Zahlen faszinieren viele Menschen, so auch mich. Vor einer Weile habe ich mir überlegt, wie Brüche aufgebaut sind. Erkenntnisse aus dieser Betrachtung werde ich hier dokumentieren und haben schon dazu geführt, dass ich den Code komplett überarbeiten musste. ;-)

Ideen / Annahmen

  1. Wie lange dauert es, bis sich ein Bruch wohl wiederholt?
  2. Gibt es Brüche mit irrationalen Zahlenfolgen, welche sich nicht wiederholen?
  3. Wie viel Mal muss man einen Bruch teilen, bis man merkt, dass er nicht sauber teilbar ist?
  4. Kann man Symetrien in der Bruchfolge aus den ggT des Nenners erkennen?
  5. Falls es Symetrien aus dem ggT gibt, welcher Art sind diese?
  6. Unterschieden sich die Bruchwerte von Primzahlen von teilbaren Zahlen?
  7. Welchen Einfluss übt der Zähler auf den Bruchwert aus?
  8. Wie wirkt sich das Verhältnis vom Zähler zum Nenner auf den Bruchwert aus?

Erkenntnisse

  1. Bei der Wiederholung stellte es sich heraus, dass sich die Stellen spätestens nach nenner minus 1 wiederholen, wobei es sein kann, dass die ersten paar Zahlen noch abweichen, da sich wie bei einer Schwingung die Werte zuerst einpendeln.
  2. Nicht wiederholbare Zahlenfolgen haben ich entsprechend keine gefunden, was auf Grund der Restmenge auch logisch ist.

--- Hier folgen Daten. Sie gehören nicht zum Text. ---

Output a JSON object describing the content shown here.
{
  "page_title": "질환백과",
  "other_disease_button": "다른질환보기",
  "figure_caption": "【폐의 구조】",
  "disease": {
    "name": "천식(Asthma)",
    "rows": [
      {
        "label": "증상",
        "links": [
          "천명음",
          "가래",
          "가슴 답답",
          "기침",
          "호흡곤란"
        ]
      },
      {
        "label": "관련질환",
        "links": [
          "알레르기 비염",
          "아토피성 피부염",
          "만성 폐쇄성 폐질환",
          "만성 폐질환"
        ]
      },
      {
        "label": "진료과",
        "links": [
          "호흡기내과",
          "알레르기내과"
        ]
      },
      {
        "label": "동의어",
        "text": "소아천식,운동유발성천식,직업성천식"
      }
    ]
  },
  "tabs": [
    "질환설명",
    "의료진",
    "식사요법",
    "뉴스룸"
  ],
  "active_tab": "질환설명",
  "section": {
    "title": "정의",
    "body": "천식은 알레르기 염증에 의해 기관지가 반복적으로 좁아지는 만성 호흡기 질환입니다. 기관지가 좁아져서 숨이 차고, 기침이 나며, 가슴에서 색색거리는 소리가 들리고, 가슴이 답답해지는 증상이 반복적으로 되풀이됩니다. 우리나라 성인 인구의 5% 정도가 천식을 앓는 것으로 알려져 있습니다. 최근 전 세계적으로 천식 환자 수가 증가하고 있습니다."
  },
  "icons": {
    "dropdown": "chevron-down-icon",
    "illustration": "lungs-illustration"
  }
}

Egal welches Zahlensystem man nimmt, es wird immer um den gleichen Betrag verschoben. Beim Dezemalsystem ist es 10. Dadurch entsteht eine Zahlenfolge, welche entweder durch den vollständigen Bruch aufhört, oder sich unendlich wiederholt.
  3. Beim Erarbeiten bemerkte ich, dass die längste aufhörende Bruchfolge immer ein vielfaches von 2 ist. Somit ist ein Bruch nur dann teilbar, wenn er nach 2 hoch x Stellen abbricht, wobei dies die abgerundete tiefere Zahl ist. Als Beispiel 19. Hier ist die nächsttiefere Zahl 16 (2 hoch 4). Entsprechend muss 19 nach 4 Stellen abbrechen, denn sonst ist die Zahlenfolge unendlich.
  4. Es scheint Symetrien zu geben. So ist etwa 18 aus 2 und 3 zusammengesetzt (2,3,3) und 14 aus 2 und 7. Entsprechend sind manche Zahlenfolgen wie bei 2 (schnell abbrechend) und 3 (unendlich gleiche Zahl) oder 7 (iterierend nach 6 Stellen) aufgebaut.
  5. Ob es eine entsprechende Regel für den Aufbau aus den ggT gibt muss noch geklärt werden.
  6. Erste Erkenntnisse aus den ggT scheinen zu zeigen, dass sich Bruchwerte von Primzahlen immer nach dem Schema Nenner minus 1 wiederholen, während sich zusammengesetze Zahlen nach den Bruchwerten ihrer ggT richten.
  7. Der Zähler bestimmt den Aufbau des Bruchwertes mit, doch ist er für diesen nur in untergeordneter Folge zuständig.
    • Vielfache des einmaligen Zählers bewirken keine Veränderung, sondern beeinflussen nur die Ganzzahl vor dem Bruch und können somit vernachlässigt werden. Es zählt nur der effektive Modulo des Bruchs. 3:17, 20:17 und 173:17 sind somit gleichwertig, da alle nach der ersten Teilung mit dem Restwert 3 arbeiten, welche die Bruchfolge bestimmt.
    • Der Rest des Zählers bewirkt nur eine Erhöhung des Bruchwertes. Je nach vielfachem kann dies dazu führen, dass aus endlosen Zahlenreihen eine endliche Reihe wird (viefaches von drei etwa), doch die Art der Zahlenfolge ändert sich nicht grundlegend. Das Grundmuster das bei Rest 1 gebildet wird bleibt bis Nenner minus 1 bestehen, wie wenn eine Frequenz in der Höhe angehoben wird. Bei bestimmten Höhen kann es dabei zu einer Auslöschung kommen, doch das Muster verändert sich nicht.
  8. Da der Zähler auf den Restwert reduziert werden kann, ist das Verhältnis zum Nenner nicht von Interesse. Es verbleiben die aus dem vorherigen Punkt aufgezählten Erkenntnisse.